Financial Ratio Analysis is one of the most invaluable activities that any business should do as part of their financial statement analysis. Results from this exercise will help your business make strategic business decisions that will help your business grow.
These ratios show your business’s ability to generate profit after expenses. Some common ratios that measure this are as follows:
Gross Profit Margin
To arrive at your gross profit margin you take your gross profit (Sales less Cost of Goods Sold) divided by the Sales.
Return On Assets (ROA)
This ratio is computed based on your net income divided by your average total assets. It shows you how much earnings your business is creating on the resources (assets) that your company invested in.
Return On Equity (ROE)
The ROE is similar to the ROA except that, you are comparing net income to the shareholders or owners equity.
These ratios are a measure of your business’s ability to pay off its short-term debts in the event that the business needs to liquidate its assets. To measure liquidity, you can look at the following ratios:
The current ratio divides your business’s current assets by the current liabilities. The higher the current ratio, the more likely that a business can pay off its short-term obligations.
Acid Test Ratio or Quick Ratio
The Acid Test ratio is similar to the current ratio but instead of using all the business assets it uses only the liquid or easy to convert to cash assets. The latter which include cash, short term investments and accounts receivables are often referred to as quick assets.
Inventory is excluded in this test because it generally takes longer to convert to cash compared to the other ‘quick assets’.
These ratios show how quickly you can turn your assets into income, and the most common are the following:
Asset Turnover Ratio
To know if your business is effectively using your assets to make revenue you can use the asset turnover ratio. This is computed by dividing your sales with your average total assets.
Inventory Turnover Ratio
This ratio is useful when you are selling inventory because you will want to know if your inventory is moving as it should. The ratio shows how often your goods are sold in a specified period.

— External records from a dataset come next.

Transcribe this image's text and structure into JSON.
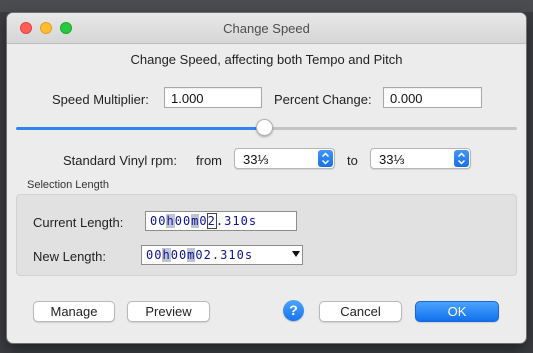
{
  "window": {
    "title": "Change Speed"
  },
  "dialog": {
    "heading": "Change Speed, affecting both Tempo and Pitch",
    "speed_multiplier": {
      "label": "Speed Multiplier:",
      "value": "1.000"
    },
    "percent_change": {
      "label": "Percent Change:",
      "value": "0.000"
    },
    "slider": {
      "position_fraction": 0.5
    },
    "vinyl": {
      "label": "Standard Vinyl rpm:",
      "from_label": "from",
      "from_value": "33⅓",
      "to_label": "to",
      "to_value": "33⅓"
    },
    "selection": {
      "group_title": "Selection Length",
      "current_length_label": "Current Length:",
      "current_length_value": "00h00m02.310s",
      "new_length_label": "New Length:",
      "new_length_value": "00h00m02.310s"
    },
    "buttons": {
      "manage": "Manage",
      "preview": "Preview",
      "help": "?",
      "cancel": "Cancel",
      "ok": "OK"
    }
  },
  "colors": {
    "accent": "#2f84ef",
    "time_digits": "#0c148f"
  }
}
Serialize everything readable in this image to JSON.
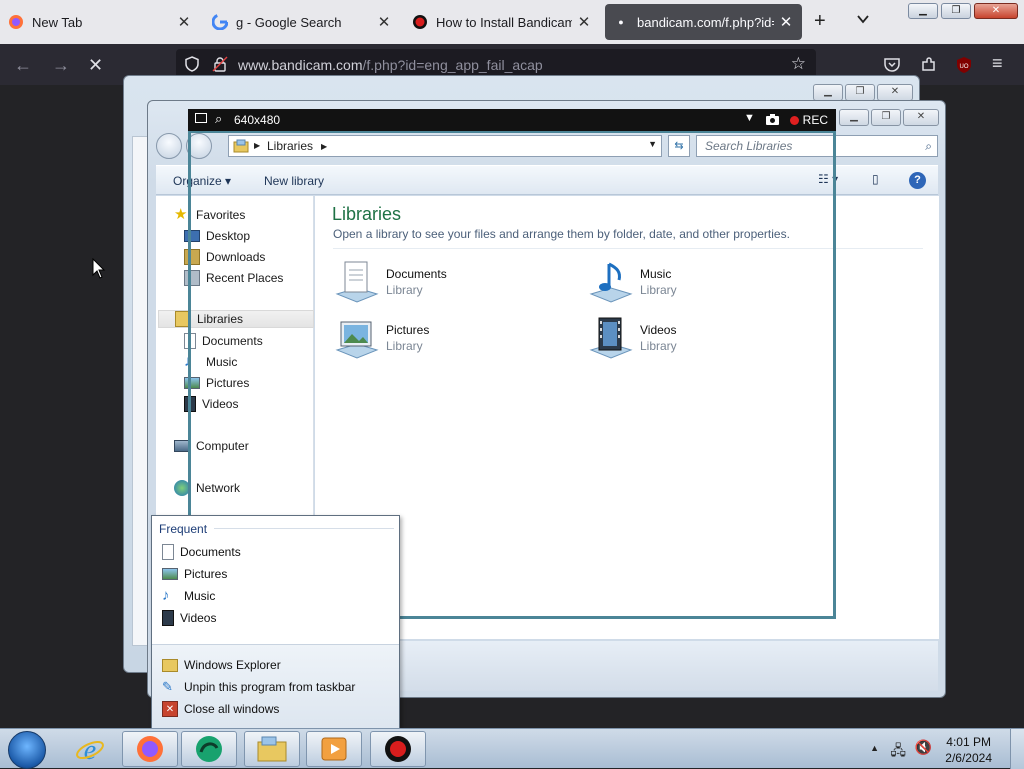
{
  "browser": {
    "tabs": [
      {
        "title": "New Tab",
        "icon": "firefox-icon"
      },
      {
        "title": "g - Google Search",
        "icon": "google-icon"
      },
      {
        "title": "How to Install Bandicam S",
        "icon": "bandicam-icon"
      },
      {
        "title": "bandicam.com/f.php?id=e",
        "icon": "page-icon"
      }
    ],
    "active_tab": 3,
    "url_host": "www.bandicam.com",
    "url_path": "/f.php?id=eng_app_fail_acap"
  },
  "bandicam": {
    "resolution": "640x480",
    "rec_label": "REC",
    "accent": "#4b8597"
  },
  "explorer": {
    "address": "Libraries",
    "search_placeholder": "Search Libraries",
    "toolbar": {
      "organize": "Organize",
      "new_library": "New library"
    },
    "nav": {
      "favorites": "Favorites",
      "favorites_items": [
        "Desktop",
        "Downloads",
        "Recent Places"
      ],
      "libraries": "Libraries",
      "libraries_items": [
        "Documents",
        "Music",
        "Pictures",
        "Videos"
      ],
      "computer": "Computer",
      "network": "Network"
    },
    "content": {
      "title": "Libraries",
      "subtitle": "Open a library to see your files and arrange them by folder, date, and other properties.",
      "libraries": [
        {
          "name": "Documents",
          "type": "Library"
        },
        {
          "name": "Music",
          "type": "Library"
        },
        {
          "name": "Pictures",
          "type": "Library"
        },
        {
          "name": "Videos",
          "type": "Library"
        }
      ]
    }
  },
  "jumplist": {
    "header": "Frequent",
    "frequent": [
      "Documents",
      "Pictures",
      "Music",
      "Videos"
    ],
    "tasks": [
      "Windows Explorer",
      "Unpin this program from taskbar",
      "Close all windows"
    ]
  },
  "taskbar": {
    "time": "4:01 PM",
    "date": "2/6/2024"
  }
}
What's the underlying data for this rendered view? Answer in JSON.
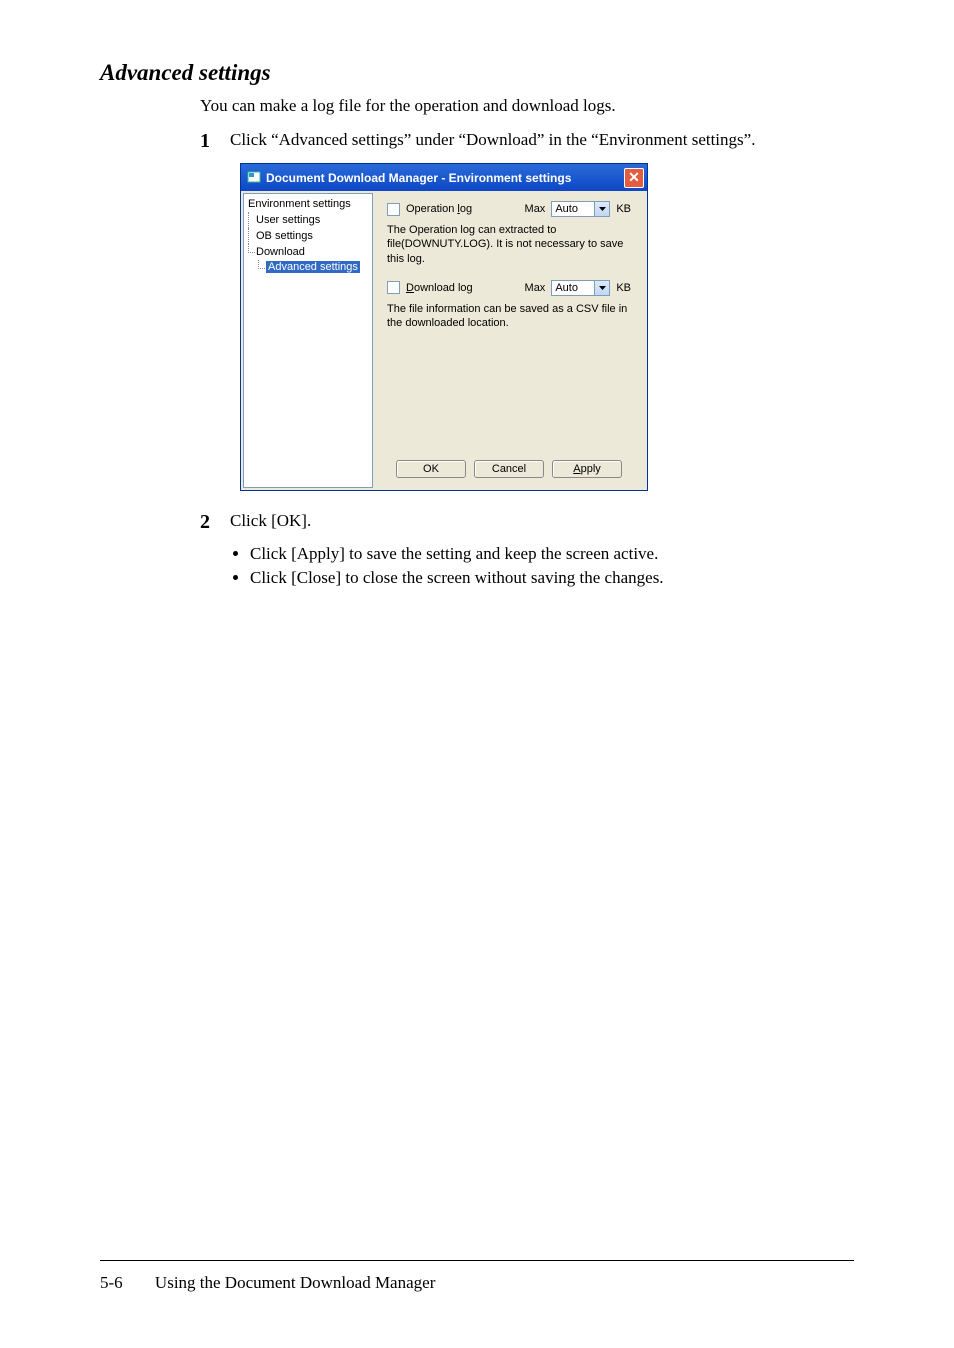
{
  "section_title": "Advanced settings",
  "intro": "You can make a log file for the operation and download logs.",
  "steps": {
    "s1_num": "1",
    "s1_text": "Click “Advanced settings” under “Download” in the “Environment settings”.",
    "s2_num": "2",
    "s2_text": "Click [OK]."
  },
  "dialog": {
    "title": "Document Download Manager - Environment settings",
    "tree": {
      "root": "Environment settings",
      "c1": "User settings",
      "c2": "OB settings",
      "c3": "Download",
      "gc1": "Advanced settings"
    },
    "op_label_pre": "Operation ",
    "op_label_u": "l",
    "op_label_post": "og",
    "dl_label_u": "D",
    "dl_label_post": "ownload log",
    "max_label": "Max",
    "kb_label": "KB",
    "combo_value": "Auto",
    "op_desc": "The Operation log can extracted to file(DOWNUTY.LOG). It is not necessary to save this log.",
    "dl_desc": "The file information can be saved as a CSV file in the downloaded location.",
    "btn_ok": "OK",
    "btn_cancel": "Cancel",
    "btn_apply_u": "A",
    "btn_apply_post": "pply"
  },
  "bullets": {
    "b1": "Click [Apply] to save the setting and keep the screen active.",
    "b2": "Click [Close] to close the screen without saving the changes."
  },
  "footer": {
    "page": "5-6",
    "title": "Using the Document Download Manager"
  }
}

If the ratio is low, it could mean that your cash is tied up in your inventory. To compute this ratio you take the cost of goods sold for the year divided by the average inventory in the same period.
The leverage ratios will show the ability of your business to pay off its debt.
Debt To Equity Ratio
This ratio compares your total debt to your total equity. A company may be funded by debt and investments from stockholders and comparing both with each other will show your total leverage.
Debt To Asset Ratio
The ratio shows the the percentage of total assets that is owed to creditors. To calculate it the total liabilities are divided by the assets.